See Nationwide Mut Fire Ins Co v May, 860 F2d 219 (CA 6, 1988) (apparently applying Kentucky law).

See von Dameck v St Paul Fire & Marine Ins Co, n 6 supra.

See Nationwide Mut Fire Ins Co v Turner, 29 Ohio App 3d 73; 503 NE2d 212 (1986).

See U S F & G Ins Co v Brannan, n 6 supra.

See anno: Construction and application of provision of liability insurance policy expressly excluding injuries intended or expected by insured, 31 ALR4th 957.

The insured must have the capacity to harbor a requisite intent in order for the insurer to be relieved of liability. Therefore, where the insured acts while insane, coverage will exist. [11 Couch, Insurance, 2d (rev ed), § 44:289, p 450.]
A clause excluding "injury . . . caused intentionally” may not preclude coverage when an insured is incapable of forming an "intent” within the meaning of that term as used in the liability insurance provision, even though a recovery against the insured is based on an intentional tort. [Keeton & Widiss, Insurance Law, § 5.4(d)(7), pp 532-533, but acknowledging contrary case law.]

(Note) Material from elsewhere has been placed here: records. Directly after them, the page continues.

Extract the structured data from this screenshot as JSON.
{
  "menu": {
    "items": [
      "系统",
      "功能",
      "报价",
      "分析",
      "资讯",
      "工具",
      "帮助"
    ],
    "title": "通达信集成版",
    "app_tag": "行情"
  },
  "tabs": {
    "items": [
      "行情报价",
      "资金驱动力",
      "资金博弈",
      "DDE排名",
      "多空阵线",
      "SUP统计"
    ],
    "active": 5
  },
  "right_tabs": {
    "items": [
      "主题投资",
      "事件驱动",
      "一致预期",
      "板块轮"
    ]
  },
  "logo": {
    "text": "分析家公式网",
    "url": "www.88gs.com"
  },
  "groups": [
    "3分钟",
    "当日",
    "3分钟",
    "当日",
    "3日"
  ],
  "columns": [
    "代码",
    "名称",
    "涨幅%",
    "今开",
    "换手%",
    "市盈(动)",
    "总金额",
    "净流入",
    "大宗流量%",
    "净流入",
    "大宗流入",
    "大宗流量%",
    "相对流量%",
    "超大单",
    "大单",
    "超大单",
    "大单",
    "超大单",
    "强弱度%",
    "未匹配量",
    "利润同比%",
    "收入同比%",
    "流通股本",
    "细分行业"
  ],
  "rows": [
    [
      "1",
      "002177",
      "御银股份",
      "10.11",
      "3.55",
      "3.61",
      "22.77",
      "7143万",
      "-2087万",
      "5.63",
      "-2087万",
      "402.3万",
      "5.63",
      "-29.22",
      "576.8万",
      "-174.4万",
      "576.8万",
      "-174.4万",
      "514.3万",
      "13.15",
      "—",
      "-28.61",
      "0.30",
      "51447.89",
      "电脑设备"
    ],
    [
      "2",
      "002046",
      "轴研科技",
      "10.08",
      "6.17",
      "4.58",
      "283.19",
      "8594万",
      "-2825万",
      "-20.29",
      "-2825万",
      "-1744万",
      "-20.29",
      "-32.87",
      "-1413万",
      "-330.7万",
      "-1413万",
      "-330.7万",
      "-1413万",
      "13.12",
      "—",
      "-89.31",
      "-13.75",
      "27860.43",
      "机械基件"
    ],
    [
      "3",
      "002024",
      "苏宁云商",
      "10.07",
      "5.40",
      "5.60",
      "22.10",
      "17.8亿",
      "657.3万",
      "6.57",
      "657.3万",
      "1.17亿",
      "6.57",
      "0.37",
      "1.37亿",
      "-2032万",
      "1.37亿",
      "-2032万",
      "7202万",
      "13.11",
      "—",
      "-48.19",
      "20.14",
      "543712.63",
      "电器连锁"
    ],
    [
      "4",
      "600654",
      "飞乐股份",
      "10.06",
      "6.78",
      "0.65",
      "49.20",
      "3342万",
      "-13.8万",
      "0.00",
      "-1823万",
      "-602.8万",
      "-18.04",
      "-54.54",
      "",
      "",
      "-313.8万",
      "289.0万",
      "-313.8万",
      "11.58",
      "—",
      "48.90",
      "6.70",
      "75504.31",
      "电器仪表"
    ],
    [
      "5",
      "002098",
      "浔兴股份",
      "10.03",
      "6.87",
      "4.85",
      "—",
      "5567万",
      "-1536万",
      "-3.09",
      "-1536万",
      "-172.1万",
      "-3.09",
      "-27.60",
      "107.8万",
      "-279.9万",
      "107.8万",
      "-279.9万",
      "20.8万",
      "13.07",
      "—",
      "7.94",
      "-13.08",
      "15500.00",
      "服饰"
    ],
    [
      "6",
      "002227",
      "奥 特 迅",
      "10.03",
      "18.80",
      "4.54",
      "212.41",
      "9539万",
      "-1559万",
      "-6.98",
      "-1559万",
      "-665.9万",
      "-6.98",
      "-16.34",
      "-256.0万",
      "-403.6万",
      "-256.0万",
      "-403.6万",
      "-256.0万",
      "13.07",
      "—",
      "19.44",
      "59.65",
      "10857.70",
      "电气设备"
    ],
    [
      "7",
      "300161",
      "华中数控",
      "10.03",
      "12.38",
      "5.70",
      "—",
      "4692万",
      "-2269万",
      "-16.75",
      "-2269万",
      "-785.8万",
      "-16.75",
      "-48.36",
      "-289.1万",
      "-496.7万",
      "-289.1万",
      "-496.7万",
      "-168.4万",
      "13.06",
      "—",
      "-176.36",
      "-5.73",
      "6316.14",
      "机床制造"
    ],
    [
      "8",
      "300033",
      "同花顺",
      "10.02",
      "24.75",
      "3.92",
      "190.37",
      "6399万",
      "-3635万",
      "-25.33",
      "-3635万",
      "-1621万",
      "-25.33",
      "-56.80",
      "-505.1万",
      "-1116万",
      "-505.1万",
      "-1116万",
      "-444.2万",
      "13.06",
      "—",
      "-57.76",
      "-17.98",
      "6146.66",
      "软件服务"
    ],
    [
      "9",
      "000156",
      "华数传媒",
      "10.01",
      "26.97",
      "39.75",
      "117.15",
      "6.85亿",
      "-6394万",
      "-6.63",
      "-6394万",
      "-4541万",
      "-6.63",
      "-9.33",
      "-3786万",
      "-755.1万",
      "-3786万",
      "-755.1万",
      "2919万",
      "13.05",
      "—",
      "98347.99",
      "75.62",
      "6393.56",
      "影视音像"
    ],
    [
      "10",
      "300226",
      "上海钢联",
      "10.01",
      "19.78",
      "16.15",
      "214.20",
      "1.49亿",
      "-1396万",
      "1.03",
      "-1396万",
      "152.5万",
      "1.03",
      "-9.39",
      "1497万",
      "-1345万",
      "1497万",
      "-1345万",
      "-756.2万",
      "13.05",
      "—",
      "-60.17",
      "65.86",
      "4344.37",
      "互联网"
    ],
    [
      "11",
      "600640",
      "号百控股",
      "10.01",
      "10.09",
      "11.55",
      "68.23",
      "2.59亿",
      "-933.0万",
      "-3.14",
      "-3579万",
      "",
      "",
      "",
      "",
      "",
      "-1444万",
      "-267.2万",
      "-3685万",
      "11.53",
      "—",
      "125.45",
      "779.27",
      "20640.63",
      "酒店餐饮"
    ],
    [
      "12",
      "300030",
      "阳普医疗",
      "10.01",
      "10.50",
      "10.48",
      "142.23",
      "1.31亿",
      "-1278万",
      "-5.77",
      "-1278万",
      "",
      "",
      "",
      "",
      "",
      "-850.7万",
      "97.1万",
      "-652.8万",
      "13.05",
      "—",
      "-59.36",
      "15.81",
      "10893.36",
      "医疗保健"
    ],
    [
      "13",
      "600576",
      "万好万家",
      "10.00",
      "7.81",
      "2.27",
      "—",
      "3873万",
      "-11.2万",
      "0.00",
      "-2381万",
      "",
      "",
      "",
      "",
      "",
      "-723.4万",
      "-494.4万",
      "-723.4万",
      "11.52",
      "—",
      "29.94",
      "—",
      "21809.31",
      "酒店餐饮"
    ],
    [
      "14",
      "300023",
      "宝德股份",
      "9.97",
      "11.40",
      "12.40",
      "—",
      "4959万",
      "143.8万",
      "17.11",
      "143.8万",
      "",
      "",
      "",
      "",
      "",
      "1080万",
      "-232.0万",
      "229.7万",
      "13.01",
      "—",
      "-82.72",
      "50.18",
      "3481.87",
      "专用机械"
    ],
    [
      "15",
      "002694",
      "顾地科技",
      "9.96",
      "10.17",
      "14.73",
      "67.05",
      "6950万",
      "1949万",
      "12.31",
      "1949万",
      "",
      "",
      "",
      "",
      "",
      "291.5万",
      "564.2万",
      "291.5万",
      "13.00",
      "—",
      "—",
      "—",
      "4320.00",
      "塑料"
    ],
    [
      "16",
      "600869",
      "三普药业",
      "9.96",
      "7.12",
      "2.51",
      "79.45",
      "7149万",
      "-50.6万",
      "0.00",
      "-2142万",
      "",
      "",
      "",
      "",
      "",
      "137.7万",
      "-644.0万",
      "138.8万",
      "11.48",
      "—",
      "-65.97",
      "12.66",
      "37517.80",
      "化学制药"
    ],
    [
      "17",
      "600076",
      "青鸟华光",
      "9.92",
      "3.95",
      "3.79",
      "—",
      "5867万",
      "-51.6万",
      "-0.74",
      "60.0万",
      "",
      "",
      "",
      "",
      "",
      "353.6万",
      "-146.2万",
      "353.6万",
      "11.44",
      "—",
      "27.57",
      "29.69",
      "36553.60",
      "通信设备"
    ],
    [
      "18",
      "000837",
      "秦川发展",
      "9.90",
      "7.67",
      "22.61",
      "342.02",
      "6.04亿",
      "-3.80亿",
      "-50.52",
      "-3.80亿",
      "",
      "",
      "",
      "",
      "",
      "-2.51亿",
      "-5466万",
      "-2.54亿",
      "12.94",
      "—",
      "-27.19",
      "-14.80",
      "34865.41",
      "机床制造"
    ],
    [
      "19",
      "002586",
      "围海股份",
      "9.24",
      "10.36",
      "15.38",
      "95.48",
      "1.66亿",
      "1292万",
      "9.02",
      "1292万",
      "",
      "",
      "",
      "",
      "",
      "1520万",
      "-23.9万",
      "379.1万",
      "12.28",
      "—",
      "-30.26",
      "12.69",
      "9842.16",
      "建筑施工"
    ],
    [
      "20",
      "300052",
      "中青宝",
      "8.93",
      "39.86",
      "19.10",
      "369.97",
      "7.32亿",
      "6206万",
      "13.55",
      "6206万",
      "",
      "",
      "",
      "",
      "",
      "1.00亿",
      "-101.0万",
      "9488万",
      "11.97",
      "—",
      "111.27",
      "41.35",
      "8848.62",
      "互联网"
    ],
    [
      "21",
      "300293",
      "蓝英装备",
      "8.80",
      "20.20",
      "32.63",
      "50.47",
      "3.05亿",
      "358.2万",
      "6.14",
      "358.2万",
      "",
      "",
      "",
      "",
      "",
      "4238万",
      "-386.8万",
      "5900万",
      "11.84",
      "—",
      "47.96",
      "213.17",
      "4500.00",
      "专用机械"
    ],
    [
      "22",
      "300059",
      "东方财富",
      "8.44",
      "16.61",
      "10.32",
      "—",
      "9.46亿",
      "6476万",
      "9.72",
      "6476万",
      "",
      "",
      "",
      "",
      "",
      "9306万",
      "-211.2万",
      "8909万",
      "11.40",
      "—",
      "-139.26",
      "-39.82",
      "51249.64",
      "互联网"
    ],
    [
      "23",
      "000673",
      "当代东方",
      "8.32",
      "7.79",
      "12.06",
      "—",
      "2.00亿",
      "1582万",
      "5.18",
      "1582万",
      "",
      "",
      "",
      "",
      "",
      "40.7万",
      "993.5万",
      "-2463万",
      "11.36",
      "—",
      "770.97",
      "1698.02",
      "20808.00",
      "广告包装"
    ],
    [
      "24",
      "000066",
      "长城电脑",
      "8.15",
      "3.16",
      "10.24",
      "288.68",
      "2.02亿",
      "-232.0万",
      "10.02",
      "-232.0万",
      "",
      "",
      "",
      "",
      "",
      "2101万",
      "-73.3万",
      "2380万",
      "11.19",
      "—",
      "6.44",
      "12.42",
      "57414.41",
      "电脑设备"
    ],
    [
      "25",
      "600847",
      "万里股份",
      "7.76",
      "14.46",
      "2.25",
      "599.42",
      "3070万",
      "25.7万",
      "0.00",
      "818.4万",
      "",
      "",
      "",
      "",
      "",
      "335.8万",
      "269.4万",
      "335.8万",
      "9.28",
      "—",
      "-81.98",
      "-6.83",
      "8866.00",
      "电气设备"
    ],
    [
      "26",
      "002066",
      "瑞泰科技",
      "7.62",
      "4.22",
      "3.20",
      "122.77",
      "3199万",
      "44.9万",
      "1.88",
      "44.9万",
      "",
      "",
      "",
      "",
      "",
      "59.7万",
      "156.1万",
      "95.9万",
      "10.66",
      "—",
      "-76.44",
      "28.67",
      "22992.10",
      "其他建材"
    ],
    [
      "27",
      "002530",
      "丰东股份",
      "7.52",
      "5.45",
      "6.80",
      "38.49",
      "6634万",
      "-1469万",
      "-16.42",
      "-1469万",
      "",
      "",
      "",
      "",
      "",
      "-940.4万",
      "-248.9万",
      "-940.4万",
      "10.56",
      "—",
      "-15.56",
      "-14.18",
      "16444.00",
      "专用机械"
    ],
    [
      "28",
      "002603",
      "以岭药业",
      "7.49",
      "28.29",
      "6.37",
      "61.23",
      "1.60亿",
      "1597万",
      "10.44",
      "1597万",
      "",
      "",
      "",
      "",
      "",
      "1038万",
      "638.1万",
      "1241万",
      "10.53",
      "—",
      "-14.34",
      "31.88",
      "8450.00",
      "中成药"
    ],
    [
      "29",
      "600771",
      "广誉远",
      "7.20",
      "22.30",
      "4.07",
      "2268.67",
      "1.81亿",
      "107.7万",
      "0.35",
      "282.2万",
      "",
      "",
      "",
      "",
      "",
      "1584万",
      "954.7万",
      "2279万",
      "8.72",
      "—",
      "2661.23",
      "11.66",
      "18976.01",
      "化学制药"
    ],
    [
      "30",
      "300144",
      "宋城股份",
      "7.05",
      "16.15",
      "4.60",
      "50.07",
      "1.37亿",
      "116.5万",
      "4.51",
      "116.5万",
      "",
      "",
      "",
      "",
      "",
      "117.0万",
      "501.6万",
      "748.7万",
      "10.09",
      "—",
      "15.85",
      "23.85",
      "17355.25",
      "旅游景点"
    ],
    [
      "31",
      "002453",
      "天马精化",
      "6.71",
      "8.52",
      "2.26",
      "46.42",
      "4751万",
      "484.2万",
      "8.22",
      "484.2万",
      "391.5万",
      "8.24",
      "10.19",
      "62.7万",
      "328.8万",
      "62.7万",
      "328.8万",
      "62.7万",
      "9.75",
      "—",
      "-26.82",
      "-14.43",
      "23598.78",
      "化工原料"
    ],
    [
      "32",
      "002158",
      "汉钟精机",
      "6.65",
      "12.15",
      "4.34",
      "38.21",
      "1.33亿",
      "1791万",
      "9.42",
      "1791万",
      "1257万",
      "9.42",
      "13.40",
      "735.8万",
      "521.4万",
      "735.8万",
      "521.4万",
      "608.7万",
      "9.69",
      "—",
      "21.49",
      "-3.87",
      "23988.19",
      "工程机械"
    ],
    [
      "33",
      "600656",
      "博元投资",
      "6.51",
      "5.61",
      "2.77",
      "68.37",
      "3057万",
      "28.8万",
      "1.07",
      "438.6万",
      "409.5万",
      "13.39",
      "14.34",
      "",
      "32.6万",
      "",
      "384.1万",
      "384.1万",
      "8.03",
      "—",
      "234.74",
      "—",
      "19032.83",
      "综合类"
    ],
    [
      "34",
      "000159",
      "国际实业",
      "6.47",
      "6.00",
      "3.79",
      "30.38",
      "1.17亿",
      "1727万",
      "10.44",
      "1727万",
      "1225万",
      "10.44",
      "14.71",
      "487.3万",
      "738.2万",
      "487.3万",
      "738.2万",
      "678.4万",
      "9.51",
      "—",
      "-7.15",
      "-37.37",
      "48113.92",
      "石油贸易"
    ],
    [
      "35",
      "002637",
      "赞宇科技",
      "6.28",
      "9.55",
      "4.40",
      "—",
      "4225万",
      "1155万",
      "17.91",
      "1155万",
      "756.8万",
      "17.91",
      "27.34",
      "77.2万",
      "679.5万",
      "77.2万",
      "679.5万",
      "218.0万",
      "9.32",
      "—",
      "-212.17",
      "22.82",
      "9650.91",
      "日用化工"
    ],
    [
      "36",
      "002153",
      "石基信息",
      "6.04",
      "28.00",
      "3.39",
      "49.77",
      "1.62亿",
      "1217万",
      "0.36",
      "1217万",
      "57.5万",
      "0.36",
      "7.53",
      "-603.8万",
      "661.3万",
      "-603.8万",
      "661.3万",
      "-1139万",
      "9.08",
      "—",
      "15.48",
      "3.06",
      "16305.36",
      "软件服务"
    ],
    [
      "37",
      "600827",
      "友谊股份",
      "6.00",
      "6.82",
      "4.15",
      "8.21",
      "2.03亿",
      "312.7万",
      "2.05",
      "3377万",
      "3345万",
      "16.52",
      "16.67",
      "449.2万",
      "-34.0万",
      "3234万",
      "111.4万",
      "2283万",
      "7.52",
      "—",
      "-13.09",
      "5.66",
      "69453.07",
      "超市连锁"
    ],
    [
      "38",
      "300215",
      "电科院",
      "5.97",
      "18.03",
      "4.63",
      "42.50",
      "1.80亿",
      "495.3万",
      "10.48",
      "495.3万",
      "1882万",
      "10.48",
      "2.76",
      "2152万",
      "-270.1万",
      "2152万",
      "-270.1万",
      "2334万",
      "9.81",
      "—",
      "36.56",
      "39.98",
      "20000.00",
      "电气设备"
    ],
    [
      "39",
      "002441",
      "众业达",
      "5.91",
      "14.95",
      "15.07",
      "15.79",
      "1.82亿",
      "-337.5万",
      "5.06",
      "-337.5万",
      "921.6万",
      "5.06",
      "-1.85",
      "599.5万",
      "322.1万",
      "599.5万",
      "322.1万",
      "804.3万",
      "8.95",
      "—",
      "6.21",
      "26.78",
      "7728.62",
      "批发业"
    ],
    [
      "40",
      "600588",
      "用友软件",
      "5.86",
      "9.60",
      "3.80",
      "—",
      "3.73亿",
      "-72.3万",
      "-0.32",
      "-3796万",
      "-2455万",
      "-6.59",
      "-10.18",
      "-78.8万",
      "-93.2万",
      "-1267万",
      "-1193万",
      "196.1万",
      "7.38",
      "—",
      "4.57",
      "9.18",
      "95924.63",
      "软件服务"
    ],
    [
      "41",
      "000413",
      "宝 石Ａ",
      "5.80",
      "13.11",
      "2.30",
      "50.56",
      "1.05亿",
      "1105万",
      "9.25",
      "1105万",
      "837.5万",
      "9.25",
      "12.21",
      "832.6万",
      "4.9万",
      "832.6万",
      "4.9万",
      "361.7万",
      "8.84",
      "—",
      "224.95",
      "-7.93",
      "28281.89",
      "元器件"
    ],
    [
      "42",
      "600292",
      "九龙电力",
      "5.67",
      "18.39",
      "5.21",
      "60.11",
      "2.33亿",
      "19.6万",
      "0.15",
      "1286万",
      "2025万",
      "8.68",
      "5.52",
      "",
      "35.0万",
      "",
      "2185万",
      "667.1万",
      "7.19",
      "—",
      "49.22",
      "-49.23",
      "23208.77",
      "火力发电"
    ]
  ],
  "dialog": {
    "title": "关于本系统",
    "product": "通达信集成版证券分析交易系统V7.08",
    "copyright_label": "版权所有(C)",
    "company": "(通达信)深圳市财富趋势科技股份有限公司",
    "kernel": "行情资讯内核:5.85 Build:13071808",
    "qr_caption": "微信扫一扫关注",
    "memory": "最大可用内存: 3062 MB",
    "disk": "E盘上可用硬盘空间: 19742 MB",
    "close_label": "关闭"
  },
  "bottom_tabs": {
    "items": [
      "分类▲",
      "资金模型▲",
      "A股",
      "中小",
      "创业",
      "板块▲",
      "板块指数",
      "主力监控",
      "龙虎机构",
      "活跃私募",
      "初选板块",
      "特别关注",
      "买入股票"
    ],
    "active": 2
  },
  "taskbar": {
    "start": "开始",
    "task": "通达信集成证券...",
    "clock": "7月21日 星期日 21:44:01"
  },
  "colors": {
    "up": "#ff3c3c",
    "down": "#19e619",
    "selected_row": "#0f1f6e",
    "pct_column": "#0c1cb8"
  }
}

Similarly, see also 7A Appleman, Insurance Law & Practice, § 4501.16, p 291.

Three decisions of the Court of Appeals concerning this issue were announced after the judge announced his decision in this case. Allstate Ins Co v Miller, 175 Mich App 515; 438 NW2d 638 (1989), and Mattson v Farmers Ins Exchange, 181 Mich App 419; 450 NW2d 54 (1989), both holding that where an insane person cannot form the intent to act, he has not acted "intentionally” for purposes of an exclusionary clause. And Transamerica Ins Corp of America v Boughton, 177 Mich App 253; 440 NW2d 922 (1989), holding that a person found not guilty of murder by reason of insanity may nevertheless be *588found to have intended to cause injury for the purposes of the exclusionary clause.

Transamerica Ins Corp states that "to avoid liability through the exclusion for expected injury, the insurer must show that the injury was the natural, foreseeable, expected, and anticipatory result of an intentional act.” Id. at 255-256. This objective standard, to determine whether the insured expected or intended injury, was expressly rejected by this Court in DiCicco, supra, which was decided the month after Transamerica was decided.

The issue in Transamerica Ins Corp was whether "an intentional acts exclusion in a homeowner’s policy precludes coverage for a person previously acquitted of criminal charges by reason of insanity . . . .” Id. at 257.

The policy was an occurrence-based policy, with a separate exclusion for injuries "expected or intended from the standpoint of the insured.”

The court acknowledged a possible "blatant inconsistency” in finding a person criminally insane, yet denying him insurance coverage because he "intended his acts,” but found the situation like others where an intentional act (killing in self-defense, or in war, or as an executioner) is excused from criminal sanctions, but is nevertheless "intentional.” Id. at 348.